Simplifying PySpark Setup on Windows: A Practical Guide

Published by

Armin

on

January 16, 2024

Introduction

Transitioning a Linux project onto a Windows 10 platform can be trickier than expected. As someone who recently faced this challenge, I understand the frustration it can cause. That’s why I’m sharing my experience and the solutions I discovered to set up PySpark on Windows smoothly.

Backstory

Converting my Linux project to run on Windows took me two days of trial and error. Unlike the straightforward process in Debian, Windows posed unexpected hurdles. After installing PySpark via pip, warnings about missing libraries and binaries popped up:

WARN NativeCodeLoader: Unable to load native-hadoop library for your platform... using builtin-java classes where applicable".

Despite attempting to install Hadoop and Java, the issue persisted. It wasn’t until I stumbled upon a helpful link that I realized the need to add the binaries separately:

Failed to locate the winutils binary in the hadoop binary path
java.io.IOException: Could not locate executable null\bin\winutils.exe in the Hadoop binaries.

Solution

Installing Libraries and Configuring Paths

To begin, I’ll walk you through the essential steps to overcome these challenges. Following Nehal. B’s comprehensive guide on Installing ApacheSpark on Windows up to step 7 covers nearly 90% of the setup process, making it a solid starting point.

Adding Necessary Packages

Despite making progress, I encountered roadblocks, such as the non-execution of winutils.exe. Delving into the issue revealed a missing .dll library, which I resolved by installing Microsoft Visual C++ 2010 Service Pack 1 Redistributable Package MFC Security Update.

Dynamically Setting PySpark Runtime Path

After trying to run a PySpark session, I encountered more error messages:

answer = 'xro59', gateway_client = <py4j.clientserver.JavaClient object at 0x000001D7807835D0> target_id = 'o58', name = 'showString'
py4j.protocol.Py4JJavaError: An error occurred while calling o58.showString.

After exhaustive debugging, a solution emerged from a StackOverflow query.

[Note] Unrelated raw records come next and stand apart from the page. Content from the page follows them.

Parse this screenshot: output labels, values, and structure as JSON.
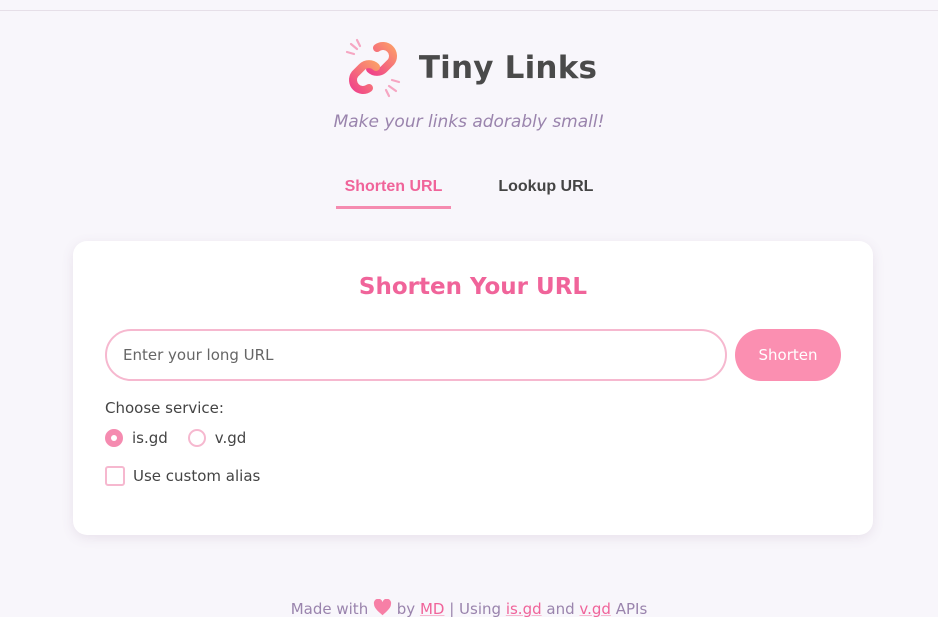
{
  "app": {
    "title": "Tiny Links",
    "subtitle": "Make your links adorably small!"
  },
  "tabs": [
    {
      "label": "Shorten URL",
      "active": true
    },
    {
      "label": "Lookup URL",
      "active": false
    }
  ],
  "card": {
    "title": "Shorten Your URL",
    "url_input": {
      "value": "",
      "placeholder": "Enter your long URL"
    },
    "shorten_label": "Shorten",
    "service_label": "Choose service:",
    "services": [
      {
        "label": "is.gd",
        "selected": true
      },
      {
        "label": "v.gd",
        "selected": false
      }
    ],
    "custom_alias_label": "Use custom alias",
    "custom_alias_checked": false
  },
  "footer": {
    "made_with": "Made with",
    "by": "by",
    "author": "MD",
    "sep": "| Using",
    "api1": "is.gd",
    "and": "and",
    "api2": "v.gd",
    "apis": "APIs"
  },
  "colors": {
    "accent": "#f0649a",
    "button": "#fb8fb1",
    "border": "#f6b8cf",
    "muted_purple": "#9a84ad",
    "background": "#f8f6fb"
  },
  "icons": {
    "logo": "link-chain-icon",
    "heart": "heart-icon"
  }
}
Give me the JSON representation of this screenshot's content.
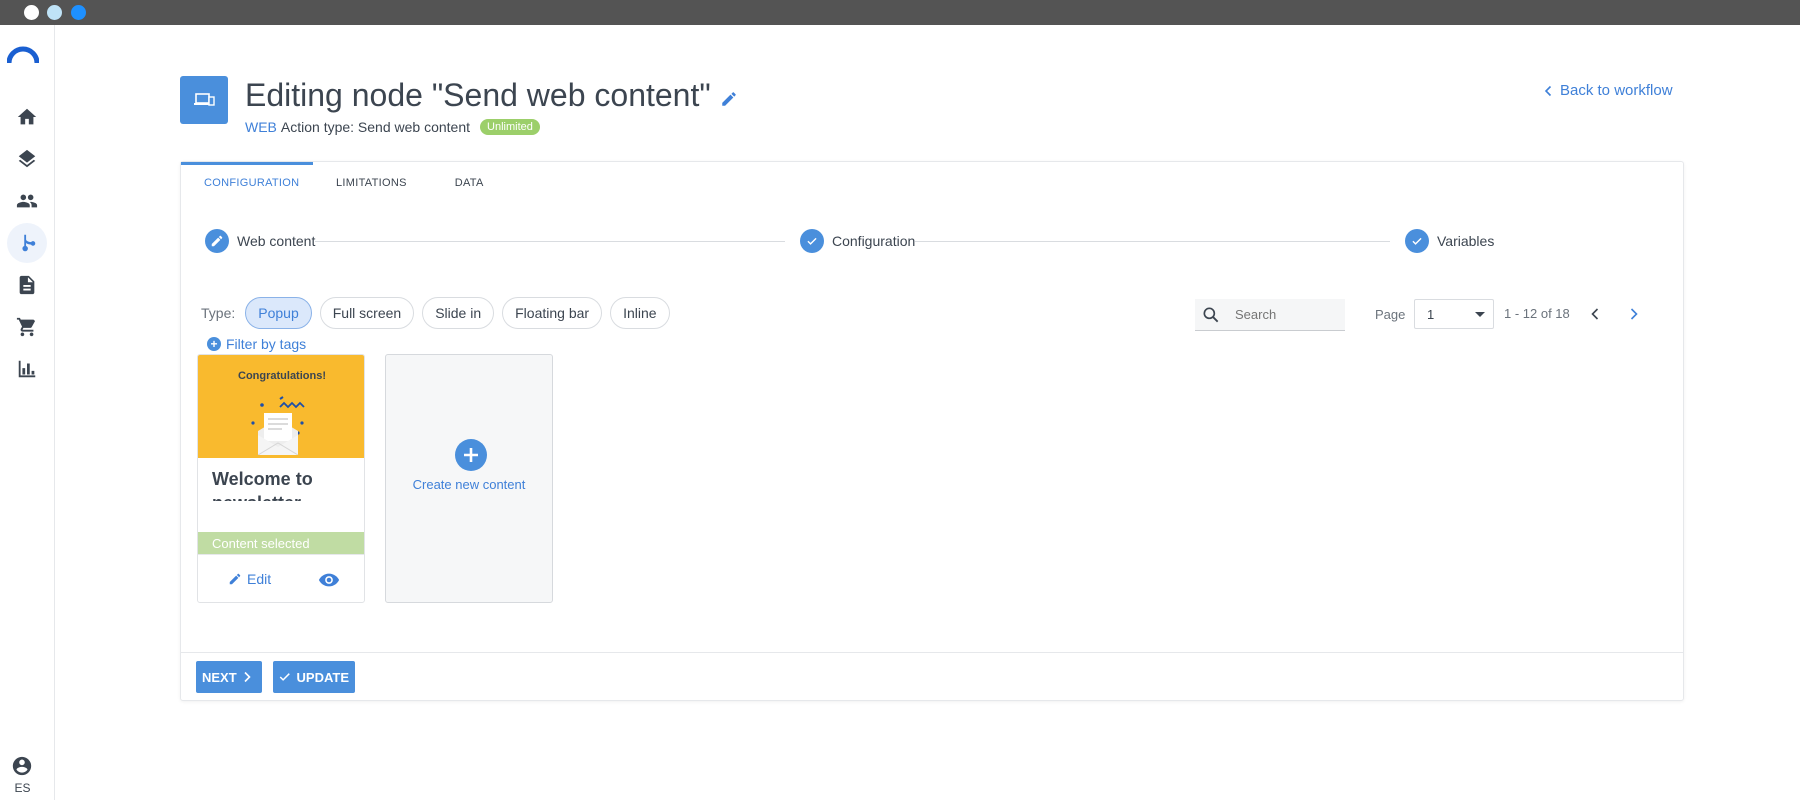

By leveraging the ‘findspark’ pip module, configuring essential paths became effortless, ensuring smooth PySpark execution.

import findspark

findspark.init()
spark = SparkSession.builder.appName("test").getOrCreate()

Conclusion

Setting up PySpark on Windows might seem like a daunting task, but with the right guidance, it’s totally doable. By following these steps, you’ll navigate the twists and turns of the setup process with ease. So, roll up your sleeves, dive in, and let’s PySparkle on Windows!